Methods: We studied reciprocal inhibition between ankle flexors (tibialis anterior) and extensors (soleus) in 16 hemiplegic patients at various stages following a stroke and in 26 control subjects. The amount of disynaptic Ia inhibition was determined from the short latency suppression of the soleus or tibialis anterior H-reflexes by conditioning stimulation of the antagonistic muscle nerves.

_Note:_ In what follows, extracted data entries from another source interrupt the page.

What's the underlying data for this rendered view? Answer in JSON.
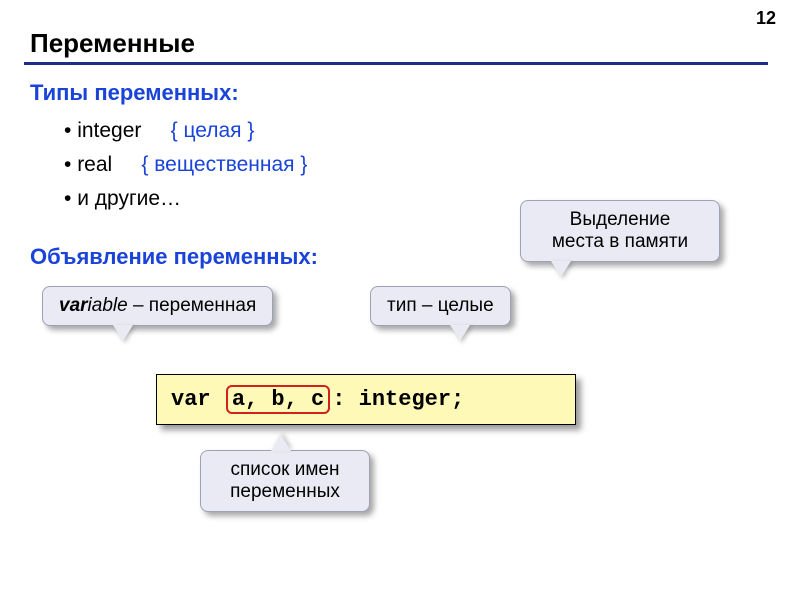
{
  "page_number": "12",
  "title": "Переменные",
  "section1": "Типы переменных:",
  "section2": "Объявление переменных:",
  "bullets": {
    "b1_type": "integer",
    "b1_comment": "{ целая }",
    "b2_type": "real",
    "b2_comment": "{ вещественная }",
    "b3_text": "и другие…"
  },
  "callouts": {
    "variable_prefix_bold": "var",
    "variable_prefix_rest": "iable",
    "variable_dash": " – переменная",
    "type_int": "тип – целые",
    "mem_line1": "Выделение",
    "mem_line2": "места в памяти",
    "names_line1": "список имен",
    "names_line2": "переменных"
  },
  "code": {
    "kw": "var ",
    "names": "a, b, c",
    "tail": ": integer;"
  }
}
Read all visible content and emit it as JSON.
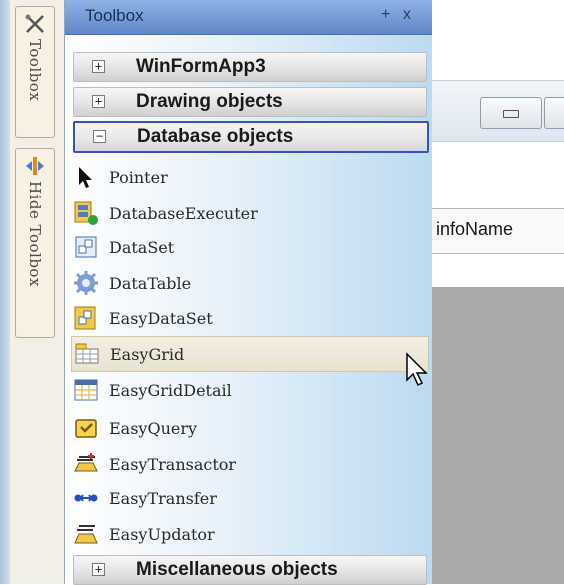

Results: Disynaptic Ia inhibition from peroneal nerve afferents to soleus motoneurones was increased in patients who showed good recovery of function with mild spasticity. However, it was not changed, or even sometimes diminished, in patients who made a poor recovery and had more marked extensor spasticity. In patients where serial recordings were obtained there was an increase in Ia inhibition during the recovery period following stroke. Ia inhibition to the tibialis anterior motoneurones tended to be greater in the poor recovery patients with marked spasticity than in the good recovery patients. The late (D1) inhibition, presumably due to presynaptic inhibition, was decreased in the patients, although consistent correlations between the amount of this inhibition and the clinical features were not clearly demonstrated.
Conclusions: Changes in excitability of Ia inhibitory pathways can be correlated with some of the clinical features seen in hemiplegia. Increased Ia inhibition of soleus motoneurones during recovery may be a mechanism to compensate for loss of descending motor commands.